Via Eweek, this piece from Larry Seltzer with the very useful reminder that the experts were wrong on Y2K. And why so much alarmism about Y2K in the first place? While there were some well-meaning people who genuinely thought the sky was going to fall:
Why was there no disaster? It’s really simple. Y2K simply wasn’t
anywhere near as much of a problem as many experts suggested. Looking
back at the scale of the exaggeration, I have to think that there was
an awful lot of lying going on. The motivation—mostly consulting
fees—was all too obvious….…
You certainly couldn’t justify all the money spent on the
straightforward merits. Did all that remediation actually solve serious
Y2K problems? If it did, why didn’t the problems manifest themselves in
serious ways in the unremediated third world? Either the problems were
less frequent or less malignant than advertised. In either case, some
famous consultants misled their clients.
What we all should have argued for at the time was perspective: A
focus on worst-case planning is usually unwarranted. Those who argue
for it hysterically and who belittle those who oppose them aren’t
serving anyone’s interests well. Ironically it also taught us the exact
opposite lesson that the extremists were telling: Far from being
vulnerable because of their interconnectedness, our systems are robust
because of their redundancy and interconnectedness.
As a lawyer, these issues bother me – I think about them a lot.

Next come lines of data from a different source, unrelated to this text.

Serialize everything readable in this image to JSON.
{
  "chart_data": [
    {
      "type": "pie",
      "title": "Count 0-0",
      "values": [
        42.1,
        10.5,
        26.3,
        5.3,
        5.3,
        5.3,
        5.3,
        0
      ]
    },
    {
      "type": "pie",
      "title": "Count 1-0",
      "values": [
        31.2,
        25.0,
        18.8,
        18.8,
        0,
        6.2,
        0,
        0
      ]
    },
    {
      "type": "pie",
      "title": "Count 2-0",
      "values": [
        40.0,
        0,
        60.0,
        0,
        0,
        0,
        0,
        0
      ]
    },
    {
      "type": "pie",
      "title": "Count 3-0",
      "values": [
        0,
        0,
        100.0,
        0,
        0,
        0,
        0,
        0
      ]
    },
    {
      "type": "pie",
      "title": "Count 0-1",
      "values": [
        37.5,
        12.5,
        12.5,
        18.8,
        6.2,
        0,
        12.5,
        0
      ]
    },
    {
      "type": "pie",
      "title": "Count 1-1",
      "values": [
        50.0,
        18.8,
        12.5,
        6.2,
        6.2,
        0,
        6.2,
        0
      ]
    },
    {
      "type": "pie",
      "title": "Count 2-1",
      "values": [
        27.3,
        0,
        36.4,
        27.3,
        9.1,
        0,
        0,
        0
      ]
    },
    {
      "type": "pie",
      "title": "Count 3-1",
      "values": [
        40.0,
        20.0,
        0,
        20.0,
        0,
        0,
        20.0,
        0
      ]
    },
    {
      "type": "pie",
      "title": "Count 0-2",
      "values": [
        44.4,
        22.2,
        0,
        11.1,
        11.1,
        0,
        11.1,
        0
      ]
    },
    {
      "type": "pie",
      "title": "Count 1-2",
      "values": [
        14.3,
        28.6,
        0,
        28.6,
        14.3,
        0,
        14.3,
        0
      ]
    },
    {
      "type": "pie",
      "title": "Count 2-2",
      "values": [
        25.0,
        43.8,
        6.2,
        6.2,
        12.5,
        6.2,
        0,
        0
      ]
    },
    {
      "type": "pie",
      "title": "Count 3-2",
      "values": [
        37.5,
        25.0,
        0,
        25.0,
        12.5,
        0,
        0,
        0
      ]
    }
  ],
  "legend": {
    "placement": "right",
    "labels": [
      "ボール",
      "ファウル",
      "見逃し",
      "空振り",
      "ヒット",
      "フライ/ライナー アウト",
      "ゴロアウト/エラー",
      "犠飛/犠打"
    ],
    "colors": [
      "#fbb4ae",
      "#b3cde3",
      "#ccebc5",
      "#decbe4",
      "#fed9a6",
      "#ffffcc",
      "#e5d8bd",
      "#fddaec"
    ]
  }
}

And Y2K really bugged me – a lot of the people raising the Y2K alarm were, after all, lawyers, getting fat on the advisory work that their sky-is-falling claims generated. Remember this the next time you read an article written by a lawyer telling you how risky / dangerous / threatening to your business something is.
I think now that two things were involved. First, I believe that this attitude, this culture of reflexive worst-case expectation, is there in part because it cultivates a high-cost solution for every problem. I don’t think this is necessarily conscious – I just think the institution of fee-based legal advisory work has gotten … accustomed, perhaps, to the model. People have simply developed the expectation that it is their role – we are trained to spot problems (we call them issues to avoid alienating the business people with negative attitude). But surely corporate lawyers, for example, would give different advice if their fees were, for example, contingent on outcome. It sure changed the behaviour of litigators – the modern class action landscape in the US being the best example.
Second, it is simply too often easier for many people to unquestioningly make elaborate preparations for the worst case than it is to reasonably and intelligently assess risk. And why rock the boat, when you are getting paid for your time?